The Japanese hit novel “Fly, Daddy, Fly” is acclaimed for its witty portrayal of the sad situation of an ordinary man, who struggles to win back his status as a respectable father.
But the new domestic film “Fly, Daddy, Fly,” an adaptation of the Japanese novel, portrays only superficial charm without capturing the core elements of the original story.
Directed by Cho Jong-tae, the film revolves around Chang Ka-pil (played by Lee Moon-sik) in his 40s, who leads an ordinary life with his adorable wife and their 17-year-old daughter.
He faces a crisis when his daughter is severely beaten by a high school student boxer from a rich family and he finds there is nothing he can do.
To prove that he is not a coward and will do anything for his family, he decides to take revenge and physically beat up his daughter’s tormentor. For the seemingly impossible task, he asks Ko Sung-suk (by Lee Joon-ki), a rebellious high school student with talent for fighting, to train him.
The film attracted media attention and the public’s interest mainly because the nation’s heartthrob Lee Joon-ki was cast in the film.
He emerges from the image of his previous role of an effeminate court jester in the country’s most viewed film of all time, “King and the Clown,” by playing a physically much stronger and tougher role. But he fails to make a strong impression as he did in the first film.
As the film fails to explain why Ko has a rebellious personality, unlike the original book, Lee’s character appears only to act “cool” with many pretentious gestures.
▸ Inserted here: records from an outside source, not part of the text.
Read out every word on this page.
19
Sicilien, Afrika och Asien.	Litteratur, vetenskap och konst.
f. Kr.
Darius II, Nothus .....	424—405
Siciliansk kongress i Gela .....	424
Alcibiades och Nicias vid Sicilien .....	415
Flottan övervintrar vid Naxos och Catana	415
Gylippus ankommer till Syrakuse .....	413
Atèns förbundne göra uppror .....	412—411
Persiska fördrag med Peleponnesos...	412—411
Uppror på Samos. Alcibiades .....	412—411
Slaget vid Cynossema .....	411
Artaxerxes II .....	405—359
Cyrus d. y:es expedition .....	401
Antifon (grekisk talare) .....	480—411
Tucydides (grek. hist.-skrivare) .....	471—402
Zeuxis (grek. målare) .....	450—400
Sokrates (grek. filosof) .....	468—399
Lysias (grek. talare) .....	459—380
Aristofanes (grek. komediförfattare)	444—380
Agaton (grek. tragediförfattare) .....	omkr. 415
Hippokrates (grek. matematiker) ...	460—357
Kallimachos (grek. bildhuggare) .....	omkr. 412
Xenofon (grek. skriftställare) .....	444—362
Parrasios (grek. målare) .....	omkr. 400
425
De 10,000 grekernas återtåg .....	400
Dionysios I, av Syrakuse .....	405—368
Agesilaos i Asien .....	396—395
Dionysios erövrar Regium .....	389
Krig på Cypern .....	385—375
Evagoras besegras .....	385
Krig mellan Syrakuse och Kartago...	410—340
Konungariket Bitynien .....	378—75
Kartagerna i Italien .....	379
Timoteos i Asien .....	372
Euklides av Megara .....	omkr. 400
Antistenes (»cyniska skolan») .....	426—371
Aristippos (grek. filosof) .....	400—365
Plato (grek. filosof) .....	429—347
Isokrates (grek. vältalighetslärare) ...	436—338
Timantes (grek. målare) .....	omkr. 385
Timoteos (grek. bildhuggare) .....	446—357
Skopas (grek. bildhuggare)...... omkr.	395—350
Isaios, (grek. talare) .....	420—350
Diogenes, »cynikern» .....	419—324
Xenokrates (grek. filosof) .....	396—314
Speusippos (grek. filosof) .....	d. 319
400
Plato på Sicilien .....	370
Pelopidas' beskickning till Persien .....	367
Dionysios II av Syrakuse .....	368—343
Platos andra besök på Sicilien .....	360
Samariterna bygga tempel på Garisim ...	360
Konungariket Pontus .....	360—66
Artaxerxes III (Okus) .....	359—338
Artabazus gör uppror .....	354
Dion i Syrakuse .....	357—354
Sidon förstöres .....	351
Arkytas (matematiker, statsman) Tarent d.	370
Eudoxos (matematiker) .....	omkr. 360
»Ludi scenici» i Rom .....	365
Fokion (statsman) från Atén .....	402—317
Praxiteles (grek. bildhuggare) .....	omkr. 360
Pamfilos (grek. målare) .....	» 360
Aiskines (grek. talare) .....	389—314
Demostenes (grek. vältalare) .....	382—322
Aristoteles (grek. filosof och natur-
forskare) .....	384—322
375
The original character in the novel grows up as a Korean-Japanese in Japan, and experiences discrimination that alienates him from society. But in the film there are few clues as to why Ko has become an outsider.
What bothers audiences most is the impression that they are watching a two-hour commercial starring Lee. His character wears clothes and shoes of the same brand, unnecessarily highlighted, and the brand logos appear too often in the film.
But if you can lower your expectations about the “pretty” actor, you may find fun elements in the film.
As the story gradually unfolds, it actually turns out to be a movie focusing on actor Lee Moon-sik, who successfully portrays an ordinary fainthearted office worker with a strong affection for his family.
His role is fun to watch, and at the same time makes you think about ordinary fathers who desperately struggle for their families in countless small battles in everyday life.